U.S. Senate Banking Chair Tim Scott announced plans on Tuesday for the Senate Banking Committee to vote on a crucial cryptocurrency market structure bill next month. During an appearance on Fox Business’ Mornings with Maria, Scott expressed his optimism about advancing the legislation, claiming, “By the end of this year, next month, we believe we can mark up and vote in both committees and get this to the floor of the Senate early next year so that President Trump will sign the legislation.”
This proposed legislation, which aims to define the regulatory framework for cryptocurrencies, must receive approval from both the Senate Banking and Agriculture committees due to its implications for securities and commodities regulations. Scott emphasized the bill’s potential to protect consumers while bolstering America’s position as a leading economic force for the next century.

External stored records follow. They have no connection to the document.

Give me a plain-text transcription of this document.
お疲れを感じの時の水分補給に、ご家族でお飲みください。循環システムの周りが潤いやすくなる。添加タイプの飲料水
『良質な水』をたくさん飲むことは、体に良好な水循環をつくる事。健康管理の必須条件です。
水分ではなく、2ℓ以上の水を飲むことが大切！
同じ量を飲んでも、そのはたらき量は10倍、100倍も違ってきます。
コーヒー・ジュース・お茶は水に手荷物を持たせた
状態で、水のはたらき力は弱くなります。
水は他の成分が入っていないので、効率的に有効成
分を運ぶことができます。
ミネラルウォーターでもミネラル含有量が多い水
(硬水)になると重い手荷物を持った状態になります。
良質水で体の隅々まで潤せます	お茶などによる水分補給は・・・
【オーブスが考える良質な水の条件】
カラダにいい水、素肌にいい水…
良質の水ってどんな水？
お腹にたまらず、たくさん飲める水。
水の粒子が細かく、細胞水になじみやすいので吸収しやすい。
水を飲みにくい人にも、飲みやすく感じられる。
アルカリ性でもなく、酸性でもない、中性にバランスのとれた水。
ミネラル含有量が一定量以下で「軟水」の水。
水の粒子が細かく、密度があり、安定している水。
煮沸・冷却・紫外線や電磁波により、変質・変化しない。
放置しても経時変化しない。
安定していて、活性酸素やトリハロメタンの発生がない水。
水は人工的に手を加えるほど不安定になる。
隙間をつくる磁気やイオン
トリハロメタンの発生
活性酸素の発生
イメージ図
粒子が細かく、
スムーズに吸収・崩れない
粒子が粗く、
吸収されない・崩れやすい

Despite his efforts, the Republican senator was unable to push the bill through by September, attributing the delay to Democratic opposition. “The Democrats have been stalling and stalling and stalling because they don’t want President Trump to make America the crypto capital of the world,” he stated. “It’s not just for President Trump, it’s for the American people.”
In the Senate, lawmakers are striving to create their own regulations after the House approved its version of crypto legislation, known as the CLARITY Act, earlier this summer. The Senate Banking Committee’s effort aims to clarify jurisdictional lines between the Securities and Exchange Commission (SEC) and the Commodity Futures Trading Commission (CFTC), in addition to introducing a new category for “ancillary assets” that distinguishes certain cryptocurrencies from securities.

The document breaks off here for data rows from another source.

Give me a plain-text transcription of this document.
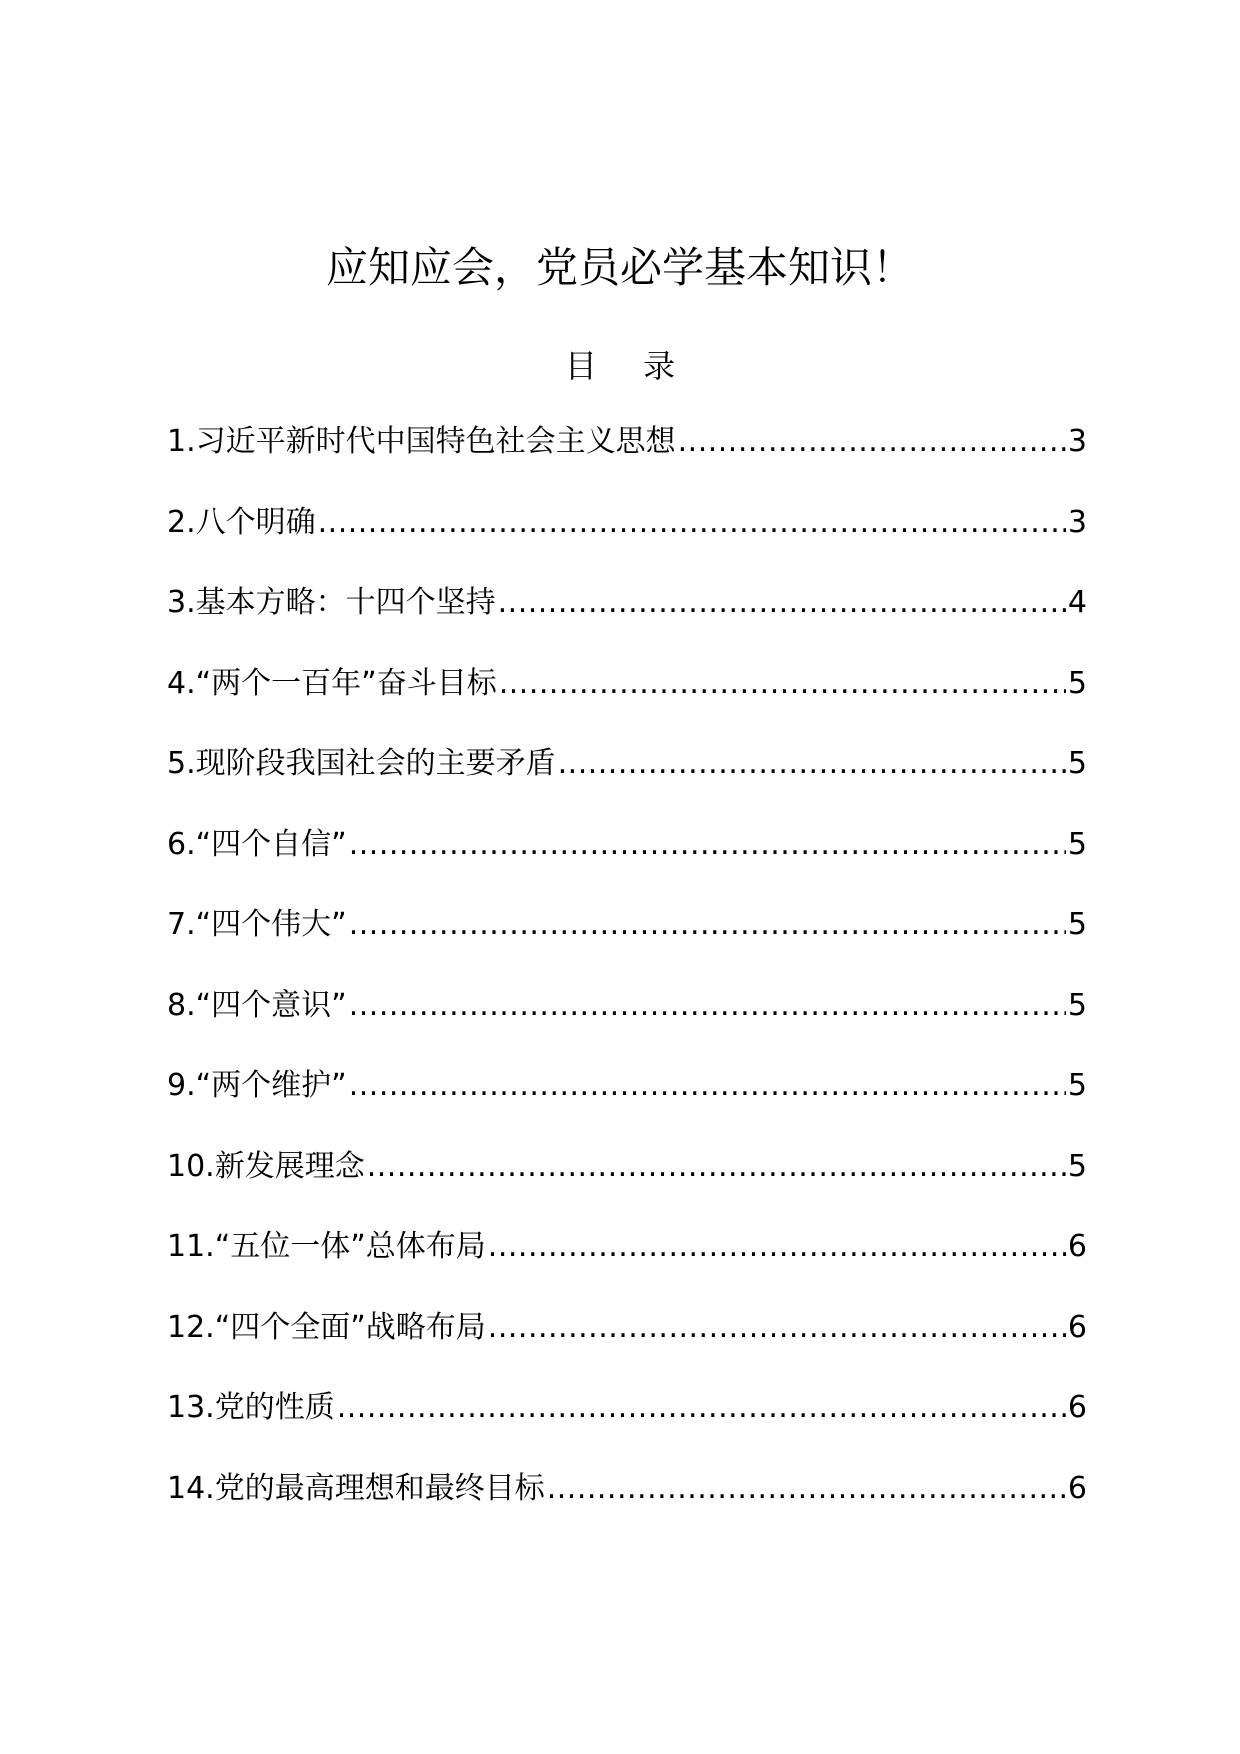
应知应会，党员必学基本知识！
目 录
1.习近平新时代中国特色社会主义思想 .....	3
2.八个明确 .....	3
3.基本方略：十四个坚持 .....	4
4.“两个一百年”奋斗目标 .....	5
5.现阶段我国社会的主要矛盾 .....	5
6.“四个自信” .....	5
7.“四个伟大” .....	5
8.“四个意识” .....	5
9.“两个维护” .....	5
10.新发展理念 .....	5
11.“五位一体”总体布局 .....	6
12.“四个全面”战略布局 .....	6
13.党的性质 .....	6
14.党的最高理想和最终目标 .....	6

To advance the bill, Republicans will need bipartisan support, especially from their Democratic counterparts. Recent discussions on the legislation have produced a leaked proposal from Senate Democrats, which focuses on decentralized finance (DeFi). This proposal, which would assign regulatory powers to the Treasury Department and other financial regulators, sparked criticism within the crypto community. Some industry voices claim that the framework could ultimately ban DeFi practices.

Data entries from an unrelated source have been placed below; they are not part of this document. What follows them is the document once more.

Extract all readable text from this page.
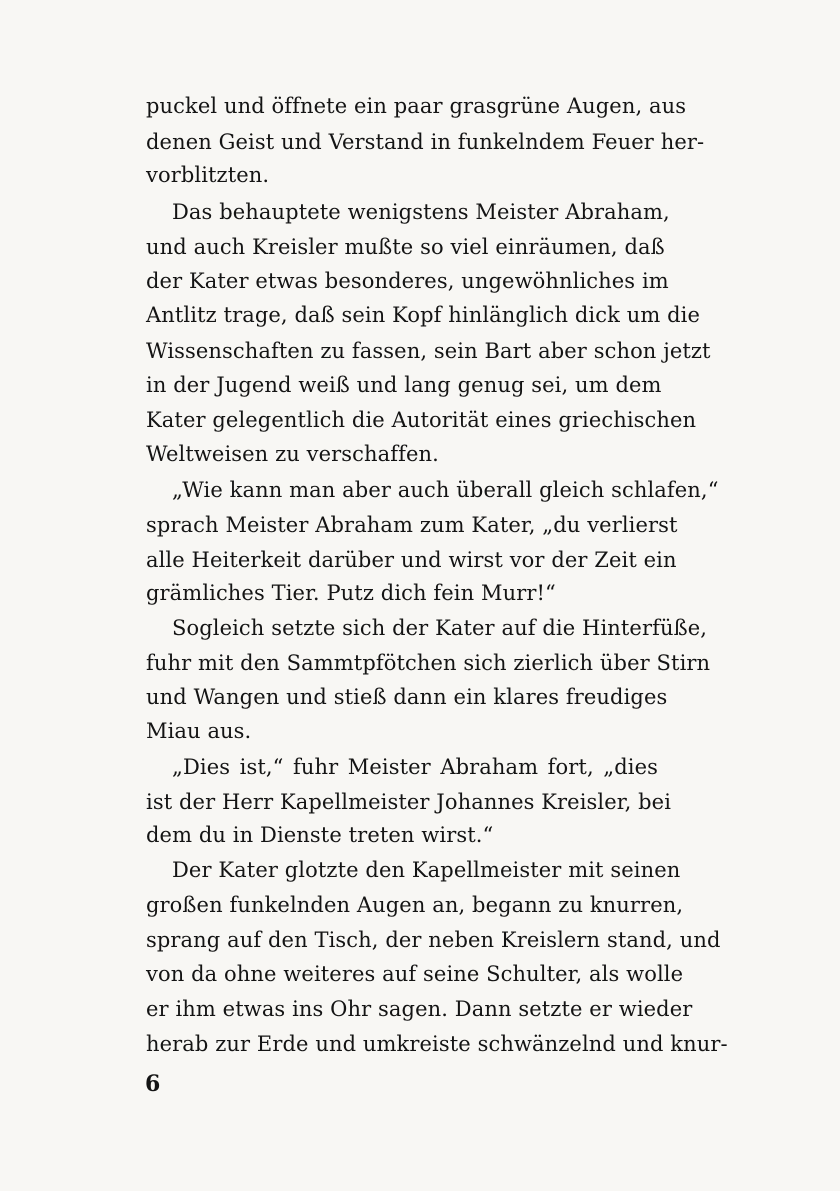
puckel und öffnete ein paar grasgrüne Augen, aus
denen Geist und Verstand in funkelndem Feuer her-
vorblitzten.
Das behauptete wenigstens Meister Abraham,
und auch Kreisler mußte so viel einräumen, daß
der Kater etwas besonderes, ungewöhnliches im
Antlitz trage, daß sein Kopf hinlänglich dick um die
Wissenschaften zu fassen, sein Bart aber schon jetzt
in der Jugend weiß und lang genug sei, um dem
Kater gelegentlich die Autorität eines griechischen
Weltweisen zu verschaffen.
„Wie kann man aber auch überall gleich schlafen,“
sprach Meister Abraham zum Kater, „du verlierst
alle Heiterkeit darüber und wirst vor der Zeit ein
grämliches Tier. Putz dich fein Murr!“
Sogleich setzte sich der Kater auf die Hinterfüße,
fuhr mit den Sammtpfötchen sich zierlich über Stirn
und Wangen und stieß dann ein klares freudiges
Miau aus.
„Dies ist,“ fuhr Meister Abraham fort, „dies
ist der Herr Kapellmeister Johannes Kreisler, bei
dem du in Dienste treten wirst.“
Der Kater glotzte den Kapellmeister mit seinen
großen funkelnden Augen an, begann zu knurren,
sprang auf den Tisch, der neben Kreislern stand, und
von da ohne weiteres auf seine Schulter, als wolle
er ihm etwas ins Ohr sagen. Dann setzte er wieder
herab zur Erde und umkreiste schwänzelnd und knur-
6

In response to the backlash, both Senate Democrats and Republicans have engaged in meetings with industry leaders to gather input. Kristin Smith, President of the Solana Policy Institute, noted that there is a faction of Democratic senators keen on moving the legislation forward.
Amid these developments, the evolving landscape of cryptocurrency regulation remains under intense scrutiny, with both sides of the aisle working to establish a legislative framework that balances innovation with consumer protection. The upcoming vote could be a pivotal moment for the future of cryptocurrency regulation in the United States.